Finken lembra: “Um dos maiores fornecedores no campo do processamento de cabos estava sentado aqui e se referia apenas ao seu catálogo padrão. Naquela época, ele não queria se envolver com pequenas quantidades.” Enquanto isso, a Phoenix Contact encontrou parceiros de mobilidade eletrônica que possuem uma estrutura semelhante e trabalham juntos para desenvolver ainda mais a eletromobilidade.

Os próximos passos

Após um ano e meio, os pedidos subiram para centenas de plugues por pedido. “Agora chegamos a um mundo de pequenas séries com novos requisitos para organização do trabalho. Nossos plugues e entradas de carregamento eram produtos de alta qualidade, seguros e testados, mas ainda não adequados para a produção em série real.”

Uma curva de aprendizado acentuada para a equipe pequena. Desenvolvedores, engenheiros e equipe de produção ainda estão sentados juntos em mesas redondas para ajustar os parafusos que permitem maior produtividade. “Não há falta de classe, há linguagem clara para obter melhorias juntos.” A troca no nível dos olhos – na opinião de Bodo Finken, é a chave para o sucesso de hoje. “Ainda estamos em uma situação em que realizamos pesquisas básicas clássicas e construção de protótipos em uma oficina ao lado. Quando você fala com seus colegas, é como uma palestra de engenharia elétrica. É fascinante ver que nossos colegas já estão trabalhando em produtos que chegarão até nós em alguns anos. ”

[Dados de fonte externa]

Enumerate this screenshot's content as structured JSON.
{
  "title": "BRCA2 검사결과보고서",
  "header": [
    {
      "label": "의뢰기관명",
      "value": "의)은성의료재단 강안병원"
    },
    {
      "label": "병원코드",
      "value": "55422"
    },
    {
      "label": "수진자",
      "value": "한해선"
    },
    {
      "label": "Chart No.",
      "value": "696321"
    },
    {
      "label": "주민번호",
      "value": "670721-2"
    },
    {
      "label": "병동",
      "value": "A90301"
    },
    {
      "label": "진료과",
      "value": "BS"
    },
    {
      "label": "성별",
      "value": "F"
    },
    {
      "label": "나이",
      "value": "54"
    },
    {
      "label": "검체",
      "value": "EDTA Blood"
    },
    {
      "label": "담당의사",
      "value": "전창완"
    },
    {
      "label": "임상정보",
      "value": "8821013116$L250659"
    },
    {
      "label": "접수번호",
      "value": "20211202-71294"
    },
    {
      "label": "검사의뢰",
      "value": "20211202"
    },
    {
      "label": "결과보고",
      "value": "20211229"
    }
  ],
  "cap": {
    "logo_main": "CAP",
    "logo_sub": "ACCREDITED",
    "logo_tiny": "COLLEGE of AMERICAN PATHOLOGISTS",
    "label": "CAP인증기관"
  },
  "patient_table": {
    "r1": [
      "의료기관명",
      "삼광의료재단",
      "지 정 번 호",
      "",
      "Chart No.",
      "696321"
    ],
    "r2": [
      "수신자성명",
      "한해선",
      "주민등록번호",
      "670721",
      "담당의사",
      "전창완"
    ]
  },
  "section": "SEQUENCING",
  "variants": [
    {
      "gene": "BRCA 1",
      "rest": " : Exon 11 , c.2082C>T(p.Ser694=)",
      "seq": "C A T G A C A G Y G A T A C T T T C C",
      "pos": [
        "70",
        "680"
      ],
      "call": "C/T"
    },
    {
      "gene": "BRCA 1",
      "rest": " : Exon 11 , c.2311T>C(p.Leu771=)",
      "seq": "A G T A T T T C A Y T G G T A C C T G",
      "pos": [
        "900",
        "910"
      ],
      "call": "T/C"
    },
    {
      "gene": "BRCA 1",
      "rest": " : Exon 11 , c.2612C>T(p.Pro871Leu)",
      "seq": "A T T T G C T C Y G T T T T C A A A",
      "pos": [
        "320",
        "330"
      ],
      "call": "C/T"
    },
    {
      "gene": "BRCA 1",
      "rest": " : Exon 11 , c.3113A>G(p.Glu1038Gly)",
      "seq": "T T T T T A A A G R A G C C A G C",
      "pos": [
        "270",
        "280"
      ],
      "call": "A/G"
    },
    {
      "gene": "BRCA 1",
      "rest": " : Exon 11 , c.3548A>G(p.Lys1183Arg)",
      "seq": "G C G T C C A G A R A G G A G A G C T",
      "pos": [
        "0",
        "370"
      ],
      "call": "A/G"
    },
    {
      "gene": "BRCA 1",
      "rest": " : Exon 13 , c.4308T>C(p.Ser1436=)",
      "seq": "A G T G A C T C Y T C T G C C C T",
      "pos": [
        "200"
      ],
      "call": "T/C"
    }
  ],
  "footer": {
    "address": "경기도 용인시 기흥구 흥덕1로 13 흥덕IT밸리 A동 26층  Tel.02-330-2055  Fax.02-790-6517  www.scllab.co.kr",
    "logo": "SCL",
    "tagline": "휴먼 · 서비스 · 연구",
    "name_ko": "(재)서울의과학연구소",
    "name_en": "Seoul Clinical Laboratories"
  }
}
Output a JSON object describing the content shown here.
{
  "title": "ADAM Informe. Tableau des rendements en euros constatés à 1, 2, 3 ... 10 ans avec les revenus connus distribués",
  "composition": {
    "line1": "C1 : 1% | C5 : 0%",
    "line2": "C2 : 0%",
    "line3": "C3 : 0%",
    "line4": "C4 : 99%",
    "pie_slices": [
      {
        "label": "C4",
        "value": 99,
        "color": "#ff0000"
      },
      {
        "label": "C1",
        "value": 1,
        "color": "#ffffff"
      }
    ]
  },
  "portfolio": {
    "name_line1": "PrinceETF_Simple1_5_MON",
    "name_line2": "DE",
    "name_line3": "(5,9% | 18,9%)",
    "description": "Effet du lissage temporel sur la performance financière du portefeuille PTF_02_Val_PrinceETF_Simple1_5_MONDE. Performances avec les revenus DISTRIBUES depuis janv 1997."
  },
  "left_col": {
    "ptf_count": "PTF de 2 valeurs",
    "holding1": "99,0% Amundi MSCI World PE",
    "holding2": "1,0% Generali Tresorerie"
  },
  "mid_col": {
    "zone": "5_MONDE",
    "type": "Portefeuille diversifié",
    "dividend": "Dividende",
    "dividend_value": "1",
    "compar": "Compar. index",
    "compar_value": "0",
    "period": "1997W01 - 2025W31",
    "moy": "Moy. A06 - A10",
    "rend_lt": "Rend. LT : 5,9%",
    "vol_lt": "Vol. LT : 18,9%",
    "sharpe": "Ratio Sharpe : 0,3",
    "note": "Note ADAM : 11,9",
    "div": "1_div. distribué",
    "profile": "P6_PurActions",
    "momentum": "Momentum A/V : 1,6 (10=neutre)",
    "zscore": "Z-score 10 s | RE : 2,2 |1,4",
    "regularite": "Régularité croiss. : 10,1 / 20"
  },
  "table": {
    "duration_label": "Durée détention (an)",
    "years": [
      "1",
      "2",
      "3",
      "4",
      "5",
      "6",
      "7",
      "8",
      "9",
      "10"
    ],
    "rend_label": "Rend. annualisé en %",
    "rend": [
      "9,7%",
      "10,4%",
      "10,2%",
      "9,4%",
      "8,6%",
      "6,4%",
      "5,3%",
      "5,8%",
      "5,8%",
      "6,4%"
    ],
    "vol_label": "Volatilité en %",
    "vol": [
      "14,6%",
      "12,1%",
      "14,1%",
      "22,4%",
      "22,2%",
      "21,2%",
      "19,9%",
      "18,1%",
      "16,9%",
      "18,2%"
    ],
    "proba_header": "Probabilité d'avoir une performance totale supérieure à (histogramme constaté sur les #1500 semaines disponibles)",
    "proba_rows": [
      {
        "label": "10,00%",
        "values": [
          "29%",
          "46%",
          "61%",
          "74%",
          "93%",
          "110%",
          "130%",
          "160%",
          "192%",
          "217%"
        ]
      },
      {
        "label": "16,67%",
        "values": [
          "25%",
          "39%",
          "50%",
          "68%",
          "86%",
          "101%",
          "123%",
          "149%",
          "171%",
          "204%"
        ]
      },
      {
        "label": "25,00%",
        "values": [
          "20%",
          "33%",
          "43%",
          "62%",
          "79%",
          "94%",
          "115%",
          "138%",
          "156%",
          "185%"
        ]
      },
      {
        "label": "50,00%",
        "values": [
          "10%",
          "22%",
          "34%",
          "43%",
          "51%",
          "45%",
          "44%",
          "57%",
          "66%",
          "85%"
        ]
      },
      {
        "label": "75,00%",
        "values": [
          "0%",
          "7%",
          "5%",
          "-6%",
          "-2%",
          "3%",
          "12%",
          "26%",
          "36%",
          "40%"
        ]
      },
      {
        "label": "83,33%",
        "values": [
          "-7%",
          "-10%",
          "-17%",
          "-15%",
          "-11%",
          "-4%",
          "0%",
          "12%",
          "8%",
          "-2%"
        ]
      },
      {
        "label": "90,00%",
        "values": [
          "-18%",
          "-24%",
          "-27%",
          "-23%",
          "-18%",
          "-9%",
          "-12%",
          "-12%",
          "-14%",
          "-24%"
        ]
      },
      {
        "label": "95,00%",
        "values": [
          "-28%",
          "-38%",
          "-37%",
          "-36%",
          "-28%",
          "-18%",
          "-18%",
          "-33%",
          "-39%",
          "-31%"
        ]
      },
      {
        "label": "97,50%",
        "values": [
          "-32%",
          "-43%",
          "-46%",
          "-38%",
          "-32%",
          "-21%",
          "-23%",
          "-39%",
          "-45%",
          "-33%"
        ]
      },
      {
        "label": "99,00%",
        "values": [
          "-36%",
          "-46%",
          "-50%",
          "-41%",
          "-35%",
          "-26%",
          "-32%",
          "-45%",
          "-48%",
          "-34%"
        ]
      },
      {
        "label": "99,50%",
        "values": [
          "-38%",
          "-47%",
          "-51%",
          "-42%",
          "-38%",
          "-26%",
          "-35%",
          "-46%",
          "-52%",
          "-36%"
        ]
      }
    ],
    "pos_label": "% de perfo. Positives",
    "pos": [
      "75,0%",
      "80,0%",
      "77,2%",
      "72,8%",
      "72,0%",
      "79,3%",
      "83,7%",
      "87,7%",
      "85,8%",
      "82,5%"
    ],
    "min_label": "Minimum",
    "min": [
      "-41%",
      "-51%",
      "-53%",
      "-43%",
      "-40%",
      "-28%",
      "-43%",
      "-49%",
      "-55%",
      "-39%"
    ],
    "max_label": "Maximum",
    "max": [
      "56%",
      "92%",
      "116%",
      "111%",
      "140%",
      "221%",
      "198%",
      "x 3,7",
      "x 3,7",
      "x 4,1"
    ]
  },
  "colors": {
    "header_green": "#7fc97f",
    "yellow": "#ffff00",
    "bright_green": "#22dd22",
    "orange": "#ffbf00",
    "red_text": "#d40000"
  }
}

Desenvolvimentos que também levaram a pesquisa básica em produção. O que começou com alguns esboços no papel na época é agora sistemas inteligentes de assistência ao trabalhador. O que parece tão natural hoje é o resultado de anos de ajustes. “Os locais de trabalho são amplamente modelados pelos colegas”, explica Bodo Finken em um pequeno passeio pela produção imensamente crescida. “Mas o processamento de cabos continua sendo um trabalho manual. Graças ao feedback próximo do desenvolvimento à produção, no local de trabalho e dos funcionários, conseguimos otimizar significativamente vários processos e produtos “.

Espírito de equipe

Você precisa de funcionários muito especiais para isso. “São necessários meses de aprendizado para que um colega possa instalar seu primeiro conector aqui. Temos especialistas extremamente versateis ​​em todas as operações possíveis que trabalham na fabricação, desde engenheiros mecatrônicos automotivos a carpinteiros. O entendimento técnico deles flui para o processo de fabricação. Os colegas ficam por sua própria iniciativa até tarde da noite e trabalham em sugestões de melhorias que podem nos levar ainda mais longe. ”

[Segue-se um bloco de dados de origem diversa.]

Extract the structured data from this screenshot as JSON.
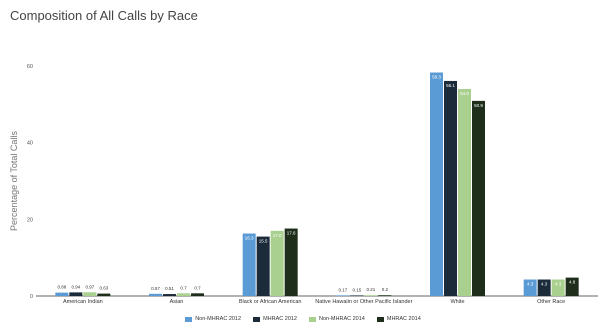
{
  "chart_data": {
    "type": "bar",
    "title": "Composition of All Calls by Race",
    "xlabel": "",
    "ylabel": "Percentage of Total Calls",
    "ylim": [
      0,
      60
    ],
    "yticks": [
      "0",
      "20",
      "40",
      "60"
    ],
    "grid": false,
    "legend_position": "bottom",
    "categories": [
      "American Indian",
      "Asian",
      "Black or African American",
      "Native Hawaiin or Other Pacific Islander",
      "White",
      "Other Race"
    ],
    "series": [
      {
        "name": "Non-MHRAC 2012",
        "color": "#5b9bd5",
        "values": [
          0.88,
          0.57,
          16.3,
          0.17,
          58.3,
          4.3
        ],
        "labels": [
          "0.88",
          "0.57",
          "16.3",
          "0.17",
          "58.3",
          "4.3"
        ]
      },
      {
        "name": "MHRAC 2012",
        "color": "#1c2b3a",
        "values": [
          0.94,
          0.51,
          15.5,
          0.15,
          56.1,
          4.3
        ],
        "labels": [
          "0.94",
          "0.51",
          "15.5",
          "0.15",
          "56.1",
          "4.3"
        ]
      },
      {
        "name": "Non-MHRAC 2014",
        "color": "#a9d08e",
        "values": [
          0.97,
          0.7,
          17.0,
          0.21,
          54.0,
          4.3
        ],
        "labels": [
          "0.97",
          "0.7",
          "17.0",
          "0.21",
          "54.0",
          "4.3"
        ]
      },
      {
        "name": "MHRAC 2014",
        "color": "#1e2e1a",
        "values": [
          0.63,
          0.7,
          17.6,
          0.2,
          50.9,
          4.8
        ],
        "labels": [
          "0.63",
          "0.7",
          "17.6",
          "0.2",
          "50.9",
          "4.8"
        ]
      }
    ]
  }
}
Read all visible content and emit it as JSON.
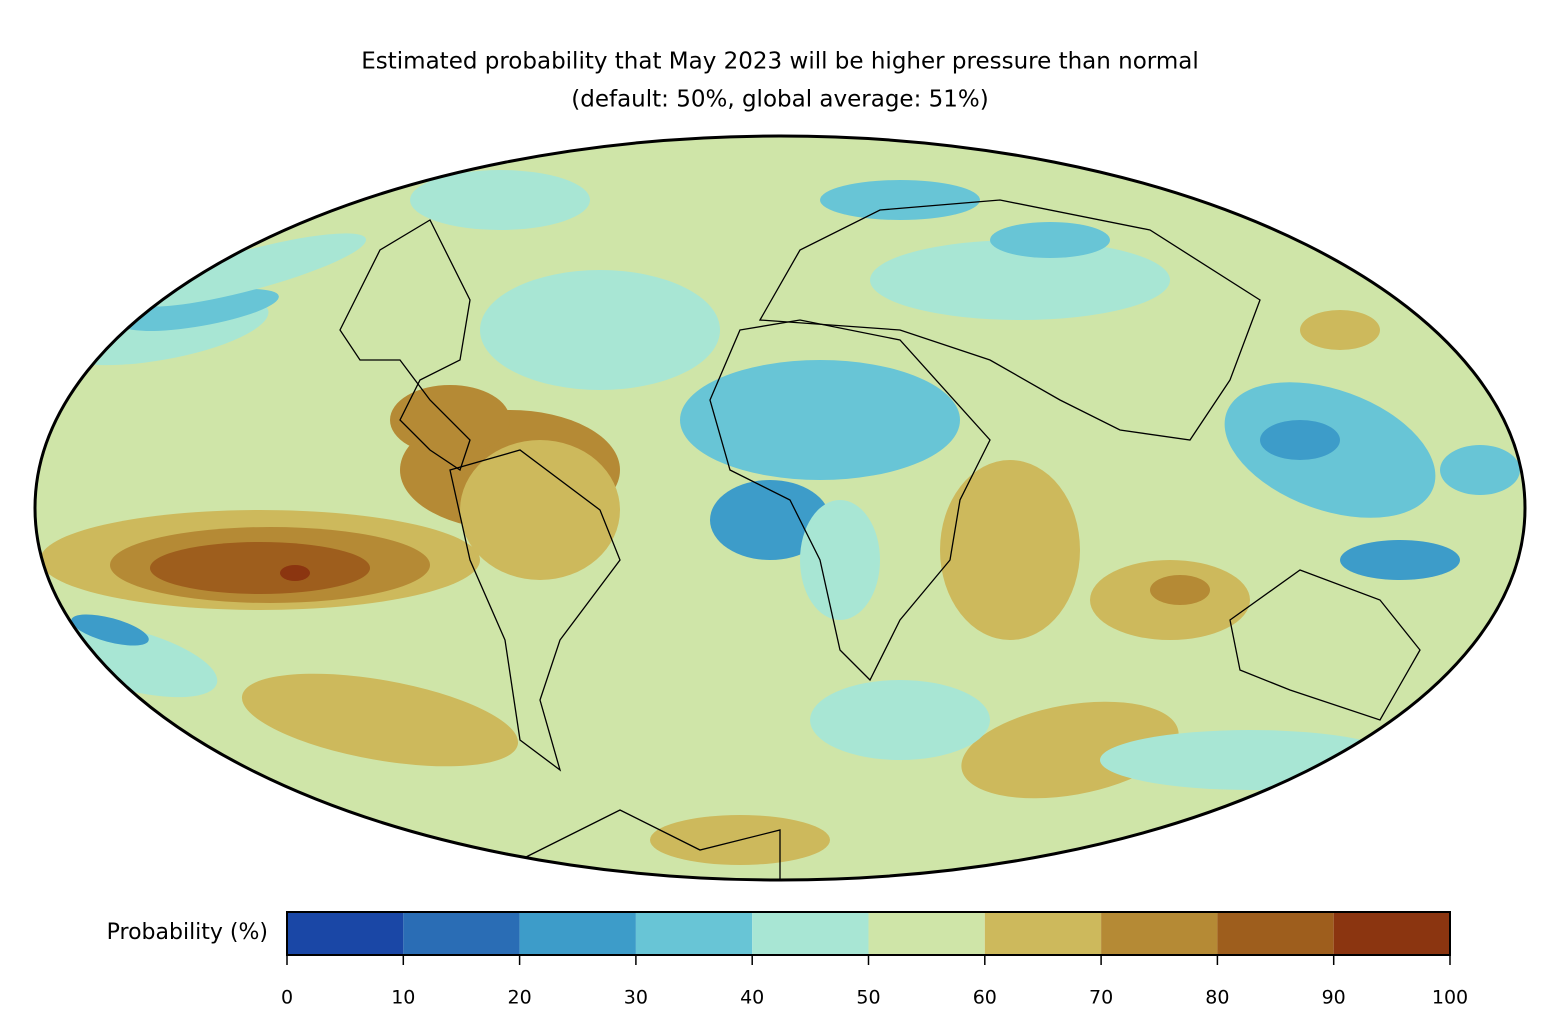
{
  "chart_data": {
    "type": "map",
    "title": "Estimated probability that May 2023 will be higher pressure than normal",
    "subtitle": "(default: 50%, global average: 51%)",
    "colorbar": {
      "label": "Probability (%)",
      "lim": [
        0,
        100
      ],
      "ticks": [
        0,
        10,
        20,
        30,
        40,
        50,
        60,
        70,
        80,
        90,
        100
      ],
      "colors": [
        "#1a47a6",
        "#2a6db5",
        "#3d9cc9",
        "#68c5d6",
        "#a8e6d4",
        "#cfe5a8",
        "#cdb95c",
        "#b58a35",
        "#9e5e1d",
        "#8b3510"
      ]
    }
  }
}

Não é sem orgulho que Finken descreve: “O que distingue todos aqui é a vontade de melhorar a si mesmo, de querer aprender constantemente. Esse conector HPC consiste em mais de 150 partes individuais. Você precisa conhecê-lo primeiro. E na produção também há uma certa resistência física necessária para poder lidar com os cabos pesados.

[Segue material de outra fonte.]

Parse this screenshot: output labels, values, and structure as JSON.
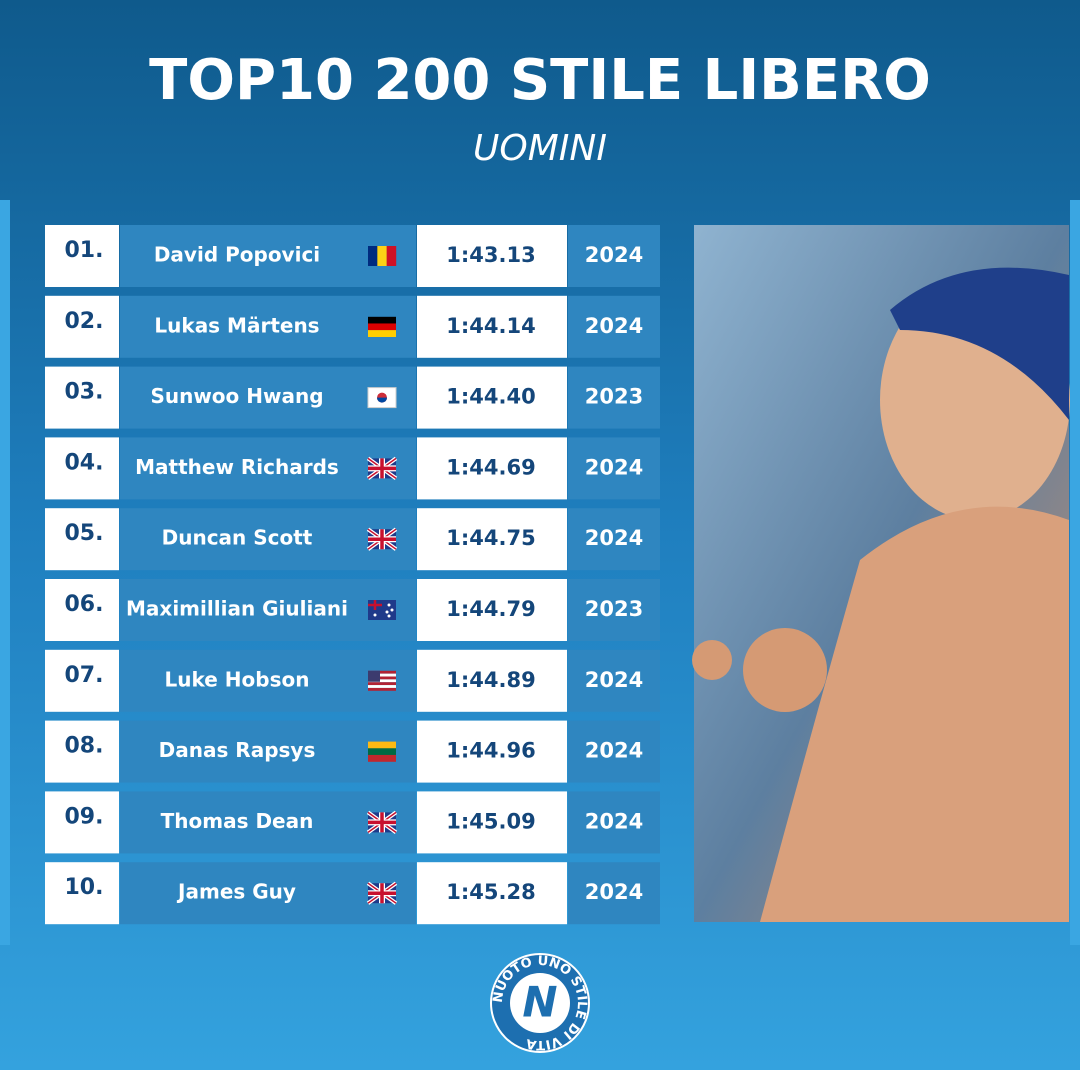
{
  "header": {
    "title": "TOP10 200 STILE LIBERO",
    "subtitle": "UOMINI"
  },
  "table": {
    "rows": [
      {
        "rank": "01.",
        "name": "David Popovici",
        "time": "1:43.13",
        "year": "2024"
      },
      {
        "rank": "02.",
        "name": "Lukas Märtens",
        "time": "1:44.14",
        "year": "2024"
      },
      {
        "rank": "03.",
        "name": "Sunwoo Hwang",
        "time": "1:44.40",
        "year": "2023"
      },
      {
        "rank": "04.",
        "name": "Matthew Richards",
        "time": "1:44.69",
        "year": "2024"
      },
      {
        "rank": "05.",
        "name": "Duncan Scott",
        "time": "1:44.75",
        "year": "2024"
      },
      {
        "rank": "06.",
        "name": "Maximillian Giuliani",
        "time": "1:44.79",
        "year": "2023"
      },
      {
        "rank": "07.",
        "name": "Luke Hobson",
        "time": "1:44.89",
        "year": "2024"
      },
      {
        "rank": "08.",
        "name": "Danas Rapsys",
        "time": "1:44.96",
        "year": "2024"
      },
      {
        "rank": "09.",
        "name": "Thomas Dean",
        "time": "1:45.09",
        "year": "2024"
      },
      {
        "rank": "10.",
        "name": "James Guy",
        "time": "1:45.28",
        "year": "2024"
      }
    ]
  },
  "logo": {
    "ring_text": "NUOTO UNO STILE DI VITA",
    "letter": "N"
  }
}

No momento da cisão, os tomadores de decisão e a gerência ainda estavam preocupados com o potencial dessa nova família de produtos e com todo o tópico da mobilidade eletrônica. Nossa administração demonstrou perspicácia e coragem empreendedora com o apoio da subsidiária da empresa. Hoje nos beneficiamos da mistura de uma mãe forte nas costas e na independência organizacional e, portanto, na velocidade tecnológica. Isso nos diferencia dos concorrentes no mercado que são muitas vezes maiores do que nós. Distâncias curtas, uma estrutura inovadora da empresa, fornecedores conhecidos em sua própria empresa – quem imprimirá o padrão de vida útil do plugue de carregamento HPC da noite para o dia?

Não somos mais considerados os recém-chegados da província, mas agora somos fornecedores e contatos para todos os grandes players do setor em pé de igualdade, tanto no lado automotivo quanto na área de infraestrutura de cobrança. Mas, apesar de todas as ferramentas, o processamento de cabos é e continua sendo uma manufatura com muito trabalho manual preciso “.

Para saber mais, acesse: www.phoenixcontact.com/emobility

Texto original no link abaixo em alemão.  Tradução e adaptação.